2017'de Macron, seçim zaferini Paris'in ünlü Louvre sarayının avlusunda görkemli bir biçimde kutlamıştı. O akşam Fransızların aşırı sağcı veya sağcı popülist bir partiye oy vermesi için hiçbir neden olmayacağına söz vermişti. Fakat sözünü tutamadı Le Pen daha da güçlendi. Fransa siyasi olarak hiç olmadığı kadar bölünmüş durumda.

Macron'un seçimleri kazandığı halde çok sevinmesi için fazla bir nedeni yok bu nedenle Macron kazandığı halde kaybeden bir lider iken Le Pen ise kaybettiği halde kazanan bir lider oldu. Marine Le Pen sadece oy oranını arttırmakla kalmadı, aynı zamanda hem partisi Ulusal Cephe’ye  (Rassemblement national, RN) daha önce hiç oy vermemiş yeni sosyal katmanları hem de saygınlık ve saygı kazandırdı. Partisinin ideolojik özü aynı kalmasına rağmen, partisine normal bir sağ muhafazakâr parti imajını da oturtmayı başardı.
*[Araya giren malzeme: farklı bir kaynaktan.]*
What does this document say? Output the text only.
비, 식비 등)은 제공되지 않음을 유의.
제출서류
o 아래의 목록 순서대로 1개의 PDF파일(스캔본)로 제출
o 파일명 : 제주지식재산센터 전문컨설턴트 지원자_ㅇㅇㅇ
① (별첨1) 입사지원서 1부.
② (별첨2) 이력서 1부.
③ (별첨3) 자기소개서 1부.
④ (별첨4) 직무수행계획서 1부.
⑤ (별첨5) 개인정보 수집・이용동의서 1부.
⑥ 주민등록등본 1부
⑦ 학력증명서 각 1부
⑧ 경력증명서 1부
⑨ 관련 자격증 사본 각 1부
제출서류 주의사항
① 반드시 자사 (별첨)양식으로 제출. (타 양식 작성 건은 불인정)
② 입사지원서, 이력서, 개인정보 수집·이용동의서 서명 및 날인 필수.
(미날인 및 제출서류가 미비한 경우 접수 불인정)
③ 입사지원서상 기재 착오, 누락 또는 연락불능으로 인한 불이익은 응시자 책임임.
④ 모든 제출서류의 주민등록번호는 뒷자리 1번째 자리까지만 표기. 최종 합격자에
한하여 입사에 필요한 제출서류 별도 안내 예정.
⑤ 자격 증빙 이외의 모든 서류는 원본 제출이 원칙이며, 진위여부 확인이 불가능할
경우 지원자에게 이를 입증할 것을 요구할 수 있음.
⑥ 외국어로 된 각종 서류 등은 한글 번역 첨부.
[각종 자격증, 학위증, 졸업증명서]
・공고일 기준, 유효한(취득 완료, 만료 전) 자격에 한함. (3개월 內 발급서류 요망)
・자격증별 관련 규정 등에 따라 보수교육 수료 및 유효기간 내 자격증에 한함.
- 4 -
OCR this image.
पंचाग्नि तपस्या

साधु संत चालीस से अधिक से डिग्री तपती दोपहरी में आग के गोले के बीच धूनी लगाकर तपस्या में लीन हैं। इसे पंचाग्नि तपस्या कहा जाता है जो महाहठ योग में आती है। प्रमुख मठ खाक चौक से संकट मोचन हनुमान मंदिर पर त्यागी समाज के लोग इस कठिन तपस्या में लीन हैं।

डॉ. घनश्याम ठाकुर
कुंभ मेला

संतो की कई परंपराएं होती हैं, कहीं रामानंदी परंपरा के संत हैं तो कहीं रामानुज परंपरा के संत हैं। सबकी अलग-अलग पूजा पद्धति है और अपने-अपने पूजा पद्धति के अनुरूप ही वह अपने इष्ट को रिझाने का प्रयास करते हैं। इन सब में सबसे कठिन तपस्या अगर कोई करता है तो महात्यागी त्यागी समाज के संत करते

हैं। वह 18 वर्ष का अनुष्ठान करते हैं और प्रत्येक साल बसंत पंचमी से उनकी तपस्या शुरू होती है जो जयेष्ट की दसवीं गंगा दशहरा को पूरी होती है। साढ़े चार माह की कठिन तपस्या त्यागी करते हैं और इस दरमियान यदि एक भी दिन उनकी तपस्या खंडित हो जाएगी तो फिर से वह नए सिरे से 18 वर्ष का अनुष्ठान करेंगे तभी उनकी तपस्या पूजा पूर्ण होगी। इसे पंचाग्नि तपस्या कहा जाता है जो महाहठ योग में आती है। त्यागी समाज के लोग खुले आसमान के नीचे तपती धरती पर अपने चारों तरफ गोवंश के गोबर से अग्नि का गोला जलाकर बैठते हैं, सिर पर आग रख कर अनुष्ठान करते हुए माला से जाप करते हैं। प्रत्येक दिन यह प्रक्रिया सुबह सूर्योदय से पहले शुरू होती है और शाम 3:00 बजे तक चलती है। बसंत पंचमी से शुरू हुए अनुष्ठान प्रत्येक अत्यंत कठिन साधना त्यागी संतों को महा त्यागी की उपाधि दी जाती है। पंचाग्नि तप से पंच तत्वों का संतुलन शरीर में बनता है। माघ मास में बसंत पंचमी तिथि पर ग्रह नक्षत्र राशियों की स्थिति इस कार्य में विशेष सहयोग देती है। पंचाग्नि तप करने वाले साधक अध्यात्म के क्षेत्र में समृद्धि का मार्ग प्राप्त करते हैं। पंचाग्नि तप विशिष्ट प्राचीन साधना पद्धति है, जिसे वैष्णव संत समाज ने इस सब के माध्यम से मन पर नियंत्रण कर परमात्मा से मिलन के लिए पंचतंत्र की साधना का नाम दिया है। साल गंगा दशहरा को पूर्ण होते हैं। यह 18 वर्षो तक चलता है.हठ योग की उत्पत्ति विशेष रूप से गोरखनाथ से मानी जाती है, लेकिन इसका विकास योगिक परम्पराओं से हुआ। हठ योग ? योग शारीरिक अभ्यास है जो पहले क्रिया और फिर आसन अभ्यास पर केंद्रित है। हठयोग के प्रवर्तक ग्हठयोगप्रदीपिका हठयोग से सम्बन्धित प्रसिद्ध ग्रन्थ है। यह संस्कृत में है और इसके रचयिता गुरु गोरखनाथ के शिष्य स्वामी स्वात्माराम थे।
RN sözcüsü Laurent Jacobelli "Herkesin bir adayı vardı. Kentlerde durumu iyi olanların Fransa'sındakilerin Macron, geride bırakılmış ve küreselleşmeden faydalanamayanların Fransa'sındakilerin de biziz. Bizi aşırı sağ olarak tanımlamaya devam etmenin saçma olduğunu kanıtladık. Ortaya doğru ilerledik" dedi.

"Vizyonumuz ulusaldır" diyen Ulusal Cephe sözcüsü Jacobelli, sözlerini "küreselleşmenin daha fazla refaha yol açtığını iddia edenlere duyulan saygı kadar RN de 'farklı bir dünya görüşü' anlamına geliyor ve aynı saygıyı hak ediyor" şeklinde sürdürdü. 

Ulusal Cephe’deki dinamizme karşın Macron'un La République en Marche partisi (İlerleyen Cumhuriyet, LREM) coşkusunu kaybetmişti.

Macron Pazar akşamı Eyfel Kulesi'nin önünde seçmenlerine teşekkür ederken yaptığı konuşmasında Fransa'yı "büyük bir ekoloji ulusu" yapacağını söyledi. Kendisine oy vermeyenlere karşı da sorumluluklarını yerine getireceğine söz vererek "Önümüzdeki yıllar kolay olmayacak ama tarihi olacak" dedi. 

Macron ve partisi önümüzdeki beş yıl içinde ülkeyi yapıcı bir şekilde yönetmek istiyorsa toplumsal kutuplaşmaları, siyasi bölünmeleri azaltmak için yapıcı çalışmak ve dar gelirli halkın yaşam standartlarını yükseltmek, gelir dengesizliğini asgariye indirmek zorunda. Planladığı reformları yaparken daha sağduyulu davranmazsa ne bir beş yıl sonra ne Fransa ne de AB bu kadar şanslı olmayabilir.